The Wall Street Journal
4 December 2009
Mortgage rates generally fell again this week, with the average rate on 30-year fixed-rate mortgages reaching the lowest level in at least 38 years, according to Freddie Mac’s weekly survey.
“Interest rates for 30-year and 15-year fixed-rate mortgages fell for the fifth consecutive week to an all-time low while the average rate on five-year (adjustable-rate mortgages) hovered near its record set in the previous week,” Frank Nothaft, Freddie’s chief economist, said Thursday.
Mortgage rates have been pushed lower by weak housing demand and rising foreclosures. In addition, Treasury prices have risen, indicating that investors and financial institutions are retreating from riskier bets, and sending yields lower. Mortgage rates tend to follow the yields.
Earlier this week, the National Association of Realtors said its forecasting gauge of housing-market activity climbed to its highest level in more than three years in October. Last week, the association said October sales of existing homes jumped 10% as buyers continued to take advantage of a first-time-home-buyer tax credit, low prices and low mortgage rates.
The 30-year fixed-rate mortgage averaged 4.71% for the week ended Thursday, down from last week’s 4.78% average and 5.53% a year ago.
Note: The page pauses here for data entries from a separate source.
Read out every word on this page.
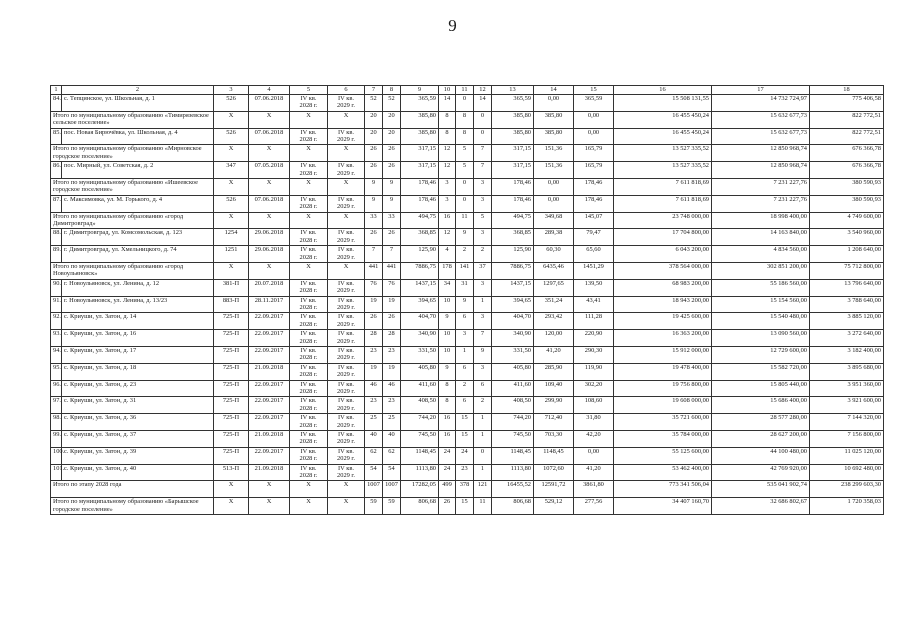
9
1	2	3	4	5	6	7	8	9	10	11	12	13	14	15	16	17	18
84.	с. Тепцинское, ул. Школьная, д. 1	526	07.06.2018	IV кв.
2028 г.	IV кв.
2029 г.	52	52	365,59	14	0	14	365,59	0,00	365,59	15 508 131,55	14 732 724,97	775 406,58
Итого по муниципальному образованию «Тимирязевское сельское поселение»		X	X	X	X	20	20	385,80	8	8	0	385,80	385,80	0,00	16 455 450,24	15 632 677,73	822 772,51
85.	пос. Новая Бирючёвка, ул. Школьная, д. 4	526	07.06.2018	IV кв.
2028 г.	IV кв.
2029 г.	20	20	385,80	8	8	0	385,80	385,80	0,00	16 455 450,24	15 632 677,73	822 772,51
Итого по муниципальному образованию «Мирновское городское поселение»		X	X	X	X	26	26	317,15	12	5	7	317,15	151,36	165,79	13 527 335,52	12 850 968,74	676 366,78
86.	пос. Мирный, ул. Советская, д. 2	347	07.05.2018	IV кв.
2028 г.	IV кв.
2029 г.	26	26	317,15	12	5	7	317,15	151,36	165,79	13 527 335,52	12 850 968,74	676 366,78
Итого по муниципальному образованию «Ишеевское городское поселение»		X	X	X	X	9	9	178,46	3	0	3	178,46	0,00	178,46	7 611 818,69	7 231 227,76	380 590,93
87.	с. Максимовка, ул. М. Горького, д. 4	526	07.06.2018	IV кв.
2028 г.	IV кв.
2029 г.	9	9	178,46	3	0	3	178,46	0,00	178,46	7 611 818,69	7 231 227,76	380 590,93
Итого по муниципальному образованию «город Димитровград»		X	X	X	X	33	33	494,75	16	11	5	494,75	349,68	145,07	23 748 000,00	18 998 400,00	4 749 600,00
88.	г. Димитровград, ул. Комсомольская, д. 123	1254	29.06.2018	IV кв.
2028 г.	IV кв.
2029 г.	26	26	368,85	12	9	3	368,85	289,38	79,47	17 704 800,00	14 163 840,00	3 540 960,00
89.	г. Димитровград, ул. Хмельницкого, д. 74	1251	29.06.2018	IV кв.
2028 г.	IV кв.
2029 г.	7	7	125,90	4	2	2	125,90	60,30	65,60	6 043 200,00	4 834 560,00	1 208 640,00
Итого по муниципальному образованию «город Новоульяновск»		X	X	X	X	441	441	7886,75	178	141	37	7886,75	6435,46	1451,29	378 564 000,00	302 851 200,00	75 712 800,00
90.	г. Новоульяновск, ул. Ленина, д. 12	381-П	20.07.2018	IV кв.
2028 г.	IV кв.
2029 г.	76	76	1437,15	34	31	3	1437,15	1297,65	139,50	68 983 200,00	55 186 560,00	13 796 640,00
91.	г. Новоульяновск, ул. Ленина, д. 13/23	883-П	28.11.2017	IV кв.
2028 г.	IV кв.
2029 г.	19	19	394,65	10	9	1	394,65	351,24	43,41	18 943 200,00	15 154 560,00	3 788 640,00
92.	с. Криуши, ул. Затон, д. 14	725-П	22.09.2017	IV кв.
2028 г.	IV кв.
2029 г.	26	26	404,70	9	6	3	404,70	293,42	111,28	19 425 600,00	15 540 480,00	3 885 120,00
93.	с. Криуши, ул. Затон, д. 16	725-П	22.09.2017	IV кв.
2028 г.	IV кв.
2029 г.	28	28	340,90	10	3	7	340,90	120,00	220,90	16 363 200,00	13 090 560,00	3 272 640,00
94.	с. Криуши, ул. Затон, д. 17	725-П	22.09.2017	IV кв.
2028 г.	IV кв.
2029 г.	23	23	331,50	10	1	9	331,50	41,20	290,30	15 912 000,00	12 729 600,00	3 182 400,00
95.	с. Криуши, ул. Затон, д. 18	725-П	21.09.2018	IV кв.
2028 г.	IV кв.
2029 г.	19	19	405,80	9	6	3	405,80	285,90	119,90	19 478 400,00	15 582 720,00	3 895 680,00
96.	с. Криуши, ул. Затон, д. 23	725-П	22.09.2017	IV кв.
2028 г.	IV кв.
2029 г.	46	46	411,60	8	2	6	411,60	109,40	302,20	19 756 800,00	15 805 440,00	3 951 360,00
97.	с. Криуши, ул. Затон, д. 31	725-П	22.09.2017	IV кв.
2028 г.	IV кв.
2029 г.	23	23	408,50	8	6	2	408,50	299,90	108,60	19 608 000,00	15 686 400,00	3 921 600,00
98.	с. Криуши, ул. Затон, д. 36	725-П	22.09.2017	IV кв.
2028 г.	IV кв.
2029 г.	25	25	744,20	16	15	1	744,20	712,40	31,80	35 721 600,00	28 577 280,00	7 144 320,00
99.	с. Криуши, ул. Затон, д. 37	725-П	21.09.2018	IV кв.
2028 г.	IV кв.
2029 г.	40	40	745,50	16	15	1	745,50	703,30	42,20	35 784 000,00	28 627 200,00	7 156 800,00
100.	с. Криуши, ул. Затон, д. 39	725-П	22.09.2017	IV кв.
2028 г.	IV кв.
2029 г.	62	62	1148,45	24	24	0	1148,45	1148,45	0,00	55 125 600,00	44 100 480,00	11 025 120,00
101.	с. Криуши, ул. Затон, д. 40	513-П	21.09.2018	IV кв.
2028 г.	IV кв.
2029 г.	54	54	1113,80	24	23	1	1113,80	1072,60	41,20	53 462 400,00	42 769 920,00	10 692 480,00
Итого по этапу 2028 года		X	X	X	X	1007	1007	17282,05	499	378	121	16455,52	12591,72	3861,80	773 341 506,04	535 041 902,74	238 299 603,30
Итого по муниципальному образованию «Барышское городское поселение»		X	X	X	X	59	59	806,68	26	15	11	806,68	529,12	277,56	34 407 160,70	32 686 802,67	1 720 358,03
Rates on 15-year fixed-rate mortgages were 4.27%, down from last week’s prior low of 4.29% and 5.77% a year earlier. Freddie has tracked 15-year rates since 1991.
Five-year Treasury-indexed hybrid adjustable-rate mortgages averaged 4.19%, up from last week’s record low of 4.18% but were down from 5.77% a year earlier.
One-year Treasury-indexed ARMs were 4.25%, its lowest level since June 2005, down from 4.35% last week and 5.02% a year earlier.
To obtain the rates, the 30-year mortgage required payment of an average 0.7 point, while the rest required an average 0.6 point. A point is 1% of the mortgage amount, charged as prepaid interest.